Note: we are not including data points about which will be the top-spending categories, as the various surveys are in disagreement over this (tech, clothing and school supplies being key items). Shopping destinations will largely only be mentioned in the context of significant trends, as the research also differs on this topic – though in-store buying remains more popular than e-commerce for the time being. For more data on those areas, click on the links below to visit the individual studies.

So, let’s begin.

  • Parents aren’t the only targets for shopping. Young shoppers (K-12) are spending more of their own money on BTS items, with 13-18-year-olds spending an average of $36.71 (up from $30.88 in 2009) and pre-teens spending an average of $26.40 (up from $11.94 in 2009). Source: NRF.
  • Similarly, more than one-third (38%) of kids participate in choosing what products or brands to buy, while one-fifth (20%) choose where and what to buy. A small number (7%) do their own shopping. Source: JLL, as reported by ChainStoreAge.
  • Along those lines, children will, whether they accompany their parents or not, likely influence about 70% of back-to-school spending during the season. Children’s influence on parents’ BTS shopping is likely to be highest for Clothing & Accessories and for Electronic Gadgets, with lesser influence on Computers & Hardware and Computer Supplies. Source: Deloitte.
  • Younger shoppers expect to do more research prior to doing their BTS shopping. At least 3 in 10 shoppers ages 18-24 years old say they will read online product reviews, ask for recommendations from friends, family or colleagues and consult social media for product information. Source: The Integer Group.
  • Between July and September, shoppers will make an average of 16 trips to the store to purchase items for back to school. Source: MiQ.
  • About two-thirds of total BTS spending is expected to have come between later July (last 2 weeks) and early August (first 2 weeks). Source: Deloitte.
  • By comparison, in 2018, major retailers spent three-quarters of their BTS advertising budgets between July 23 and August 26. Only a small portion (7%) of BTS budgets were allocated to targeting those shoppers getting a jump in the BTS shopping rush between June 25 and July 22. Source: Kantar.
  • BTS shoppers are looking for deals. More than 6 in 10 consumers say they either actively monitor their favorite stores and only shop during BTS sales or shop at whatever store is having a sale when they are planning to buy.

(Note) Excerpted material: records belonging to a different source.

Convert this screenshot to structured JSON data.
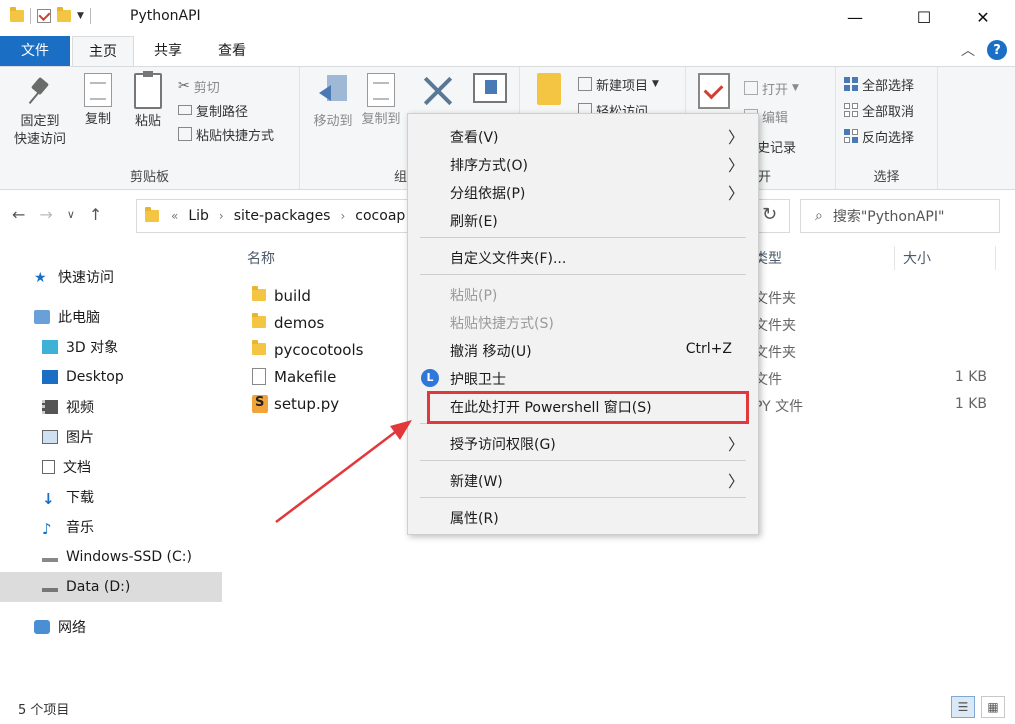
{
  "window": {
    "title": "PythonAPI",
    "minimize": "—",
    "maximize": "☐",
    "close": "✕"
  },
  "tabs": {
    "file": "文件",
    "home": "主页",
    "share": "共享",
    "view": "查看"
  },
  "ribbon": {
    "clipboard": {
      "pin_line1": "固定到",
      "pin_line2": "快速访问",
      "copy": "复制",
      "paste": "粘贴",
      "cut": "剪切",
      "copy_path": "复制路径",
      "paste_shortcut": "粘贴快捷方式",
      "label": "剪贴板"
    },
    "organize": {
      "move_to": "移动到",
      "copy_to": "复制到",
      "label": "组"
    },
    "new": {
      "new_item": "新建项目",
      "easy_access": "轻松访问"
    },
    "open": {
      "open": "打开",
      "edit": "编辑",
      "history": "历史记录",
      "label": "开"
    },
    "select": {
      "select_all": "全部选择",
      "select_none": "全部取消",
      "invert": "反向选择",
      "label": "选择"
    }
  },
  "address": {
    "overflow": "«",
    "crumbs": [
      "Lib",
      "site-packages",
      "cocoap"
    ],
    "search_placeholder": "搜索\"PythonAPI\""
  },
  "sidebar": {
    "items": [
      {
        "label": "快速访问",
        "icon": "star-icon"
      },
      {
        "label": "此电脑",
        "icon": "computer-icon"
      },
      {
        "label": "3D 对象",
        "icon": "cube-icon"
      },
      {
        "label": "Desktop",
        "icon": "desktop-icon"
      },
      {
        "label": "视频",
        "icon": "video-icon"
      },
      {
        "label": "图片",
        "icon": "picture-icon"
      },
      {
        "label": "文档",
        "icon": "document-icon"
      },
      {
        "label": "下载",
        "icon": "download-icon"
      },
      {
        "label": "音乐",
        "icon": "music-icon"
      },
      {
        "label": "Windows-SSD (C:)",
        "icon": "drive-icon"
      },
      {
        "label": "Data (D:)",
        "icon": "drive-icon"
      },
      {
        "label": "网络",
        "icon": "network-icon"
      }
    ]
  },
  "filelist": {
    "columns": {
      "name": "名称",
      "type": "类型",
      "size": "大小"
    },
    "rows": [
      {
        "name": "build",
        "type": "文件夹",
        "size": ""
      },
      {
        "name": "demos",
        "type": "文件夹",
        "size": ""
      },
      {
        "name": "pycocotools",
        "type": "文件夹",
        "size": ""
      },
      {
        "name": "Makefile",
        "type": "文件",
        "size": "1 KB"
      },
      {
        "name": "setup.py",
        "type": "PY 文件",
        "size": "1 KB"
      }
    ]
  },
  "context_menu": {
    "view": "查看(V)",
    "sort": "排序方式(O)",
    "group": "分组依据(P)",
    "refresh": "刷新(E)",
    "customize": "自定义文件夹(F)...",
    "paste": "粘贴(P)",
    "paste_shortcut": "粘贴快捷方式(S)",
    "undo_move": "撤消 移动(U)",
    "undo_shortcut": "Ctrl+Z",
    "eye_guard": "护眼卫士",
    "eye_guard_glyph": "L",
    "powershell": "在此处打开 Powershell 窗口(S)",
    "grant_access": "授予访问权限(G)",
    "new": "新建(W)",
    "properties": "属性(R)"
  },
  "status": {
    "count": "5 个项目"
  },
  "colors": {
    "accent": "#1a6fc4",
    "annotation": "#e2373b"
  }
}
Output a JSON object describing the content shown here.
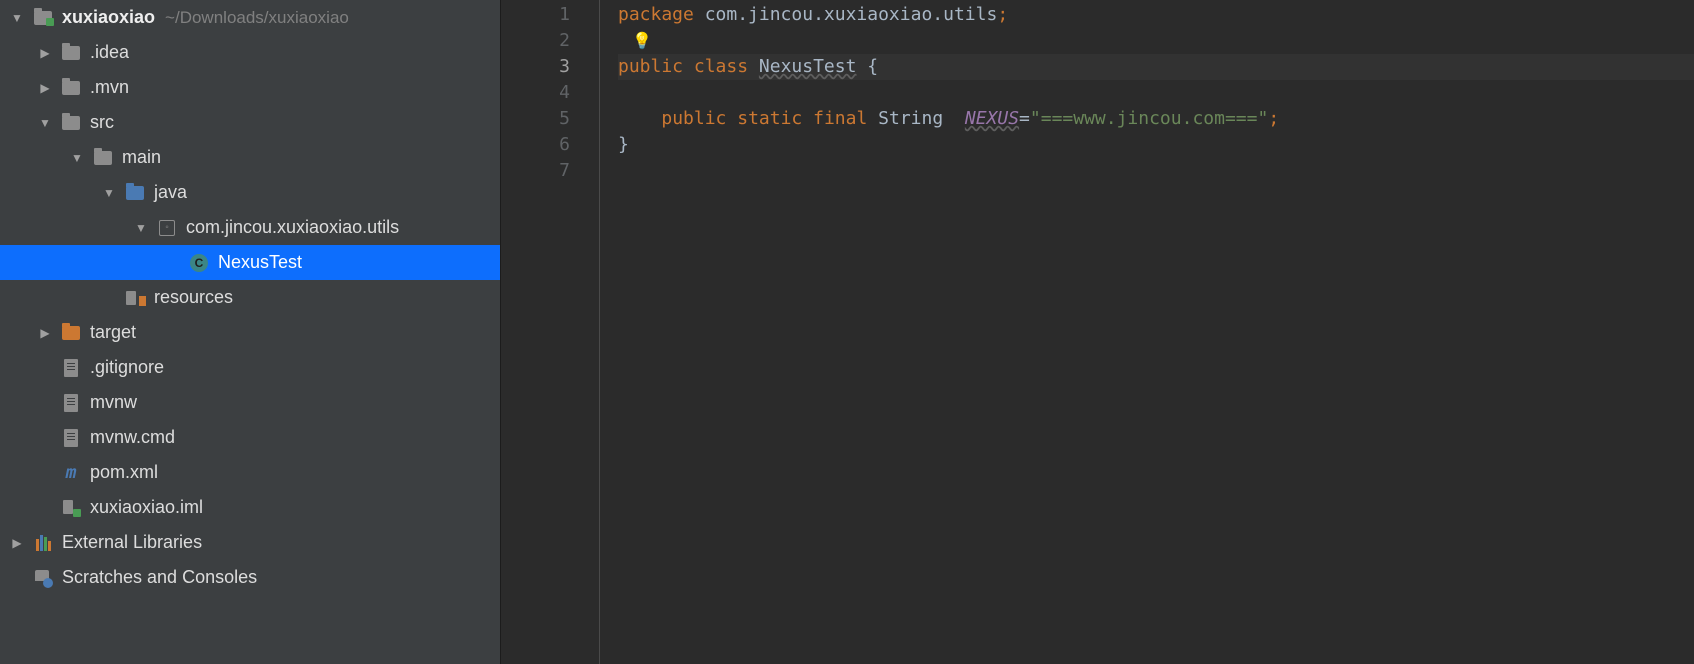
{
  "project": {
    "root_name": "xuxiaoxiao",
    "root_path": "~/Downloads/xuxiaoxiao",
    "tree": {
      "idea": ".idea",
      "mvn": ".mvn",
      "src": "src",
      "main": "main",
      "java": "java",
      "package": "com.jincou.xuxiaoxiao.utils",
      "nexus_test": "NexusTest",
      "resources": "resources",
      "target": "target",
      "gitignore": ".gitignore",
      "mvnw": "mvnw",
      "mvnw_cmd": "mvnw.cmd",
      "pom": "pom.xml",
      "iml": "xuxiaoxiao.iml",
      "external_libs": "External Libraries",
      "scratches": "Scratches and Consoles"
    }
  },
  "gutter": {
    "lines": [
      "1",
      "2",
      "3",
      "4",
      "5",
      "6",
      "7"
    ],
    "current_line": 3
  },
  "code": {
    "l1": {
      "kw": "package",
      "pkg_main": "com.jincou.xuxiaoxiao.utils",
      "semi": ";"
    },
    "l3": {
      "kw1": "public",
      "kw2": "class",
      "cls": "NexusTest",
      "brace": "{"
    },
    "l5": {
      "kw1": "public",
      "kw2": "static",
      "kw3": "final",
      "type": "String",
      "fld": "NEXUS",
      "eq": "=",
      "str": "\"===www.jincou.com===\"",
      "semi": ";"
    },
    "l6": {
      "brace": "}"
    }
  },
  "icons": {
    "bulb": "💡"
  }
}
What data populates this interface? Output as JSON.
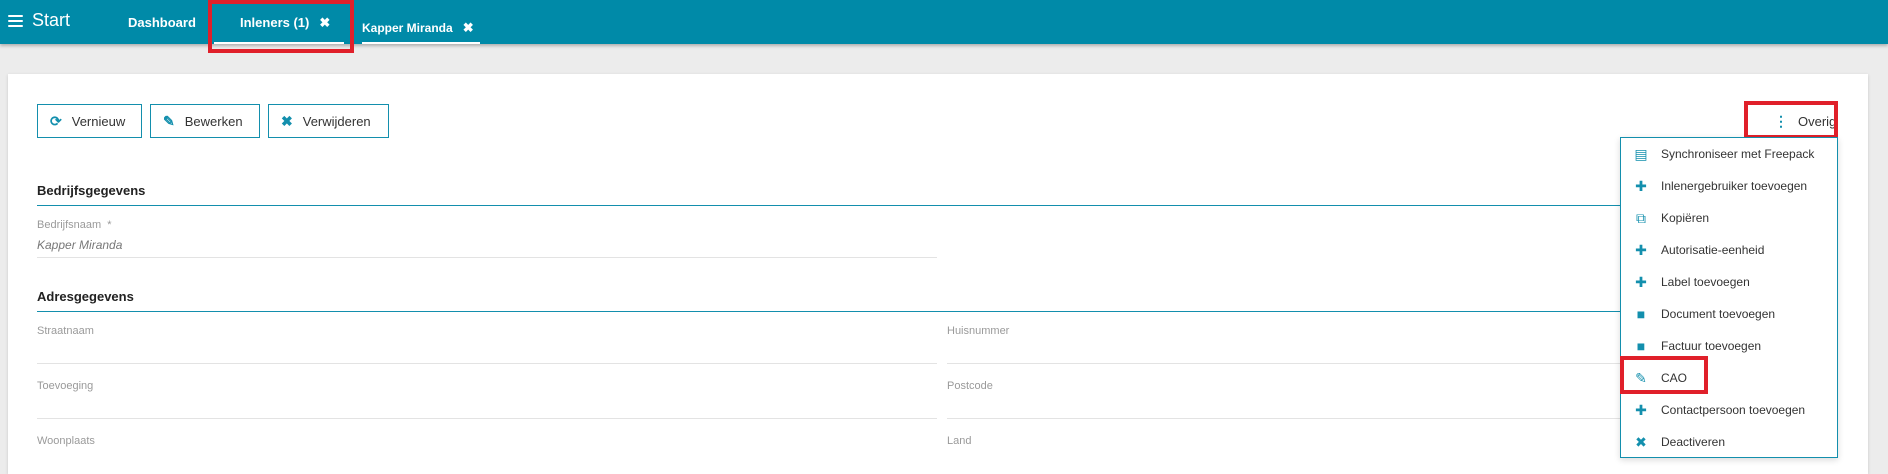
{
  "topbar": {
    "start": "Start",
    "tabs": [
      {
        "label": "Dashboard"
      },
      {
        "label": "Inleners (1)",
        "close": "✖"
      },
      {
        "label": "Kapper Miranda",
        "close": "✖"
      }
    ]
  },
  "toolbar": {
    "vernieuw": "Vernieuw",
    "bewerken": "Bewerken",
    "verwijderen": "Verwijderen",
    "overig": "Overig"
  },
  "sections": {
    "bedrijf": {
      "title": "Bedrijfsgegevens",
      "bedrijfsnaam_label": "Bedrijfsnaam",
      "required_mark": "*",
      "bedrijfsnaam_value": "Kapper Miranda"
    },
    "adres": {
      "title": "Adresgegevens",
      "straatnaam": "Straatnaam",
      "huisnummer": "Huisnummer",
      "toevoeging": "Toevoeging",
      "postcode": "Postcode",
      "woonplaats": "Woonplaats",
      "land": "Land"
    }
  },
  "menu": {
    "items": [
      {
        "label": "Synchroniseer met Freepack",
        "icon": "list-box-icon"
      },
      {
        "label": "Inlenergebruiker toevoegen",
        "icon": "plus-icon"
      },
      {
        "label": "Kopiëren",
        "icon": "copy-icon"
      },
      {
        "label": "Autorisatie-eenheid",
        "icon": "plus-icon"
      },
      {
        "label": "Label toevoegen",
        "icon": "plus-icon"
      },
      {
        "label": "Document toevoegen",
        "icon": "folder-icon"
      },
      {
        "label": "Factuur toevoegen",
        "icon": "folder-icon"
      },
      {
        "label": "CAO",
        "icon": "edit-icon"
      },
      {
        "label": "Contactpersoon toevoegen",
        "icon": "plus-icon"
      },
      {
        "label": "Deactiveren",
        "icon": "close-icon"
      }
    ]
  },
  "colors": {
    "accent": "#008aa8",
    "highlight": "#e0202a"
  }
}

Source: BRG.
  • Other research shows that BTS shoppers will predominantly shop in brick-and-mortar stores. However, the convenience of click-and-collect (purchase online from retailers with physical stores and pick up in-store) continues to catch on with 41% of shoppers saying they will use this option (compared to 39% last year). Source ICSC.
  • Omnichannel shoppers (those who are happy to shop in-store or online as a matter of convenience) spent 48% than single-channel shoppers during the BTS season in 2018. Source: Cardlytics.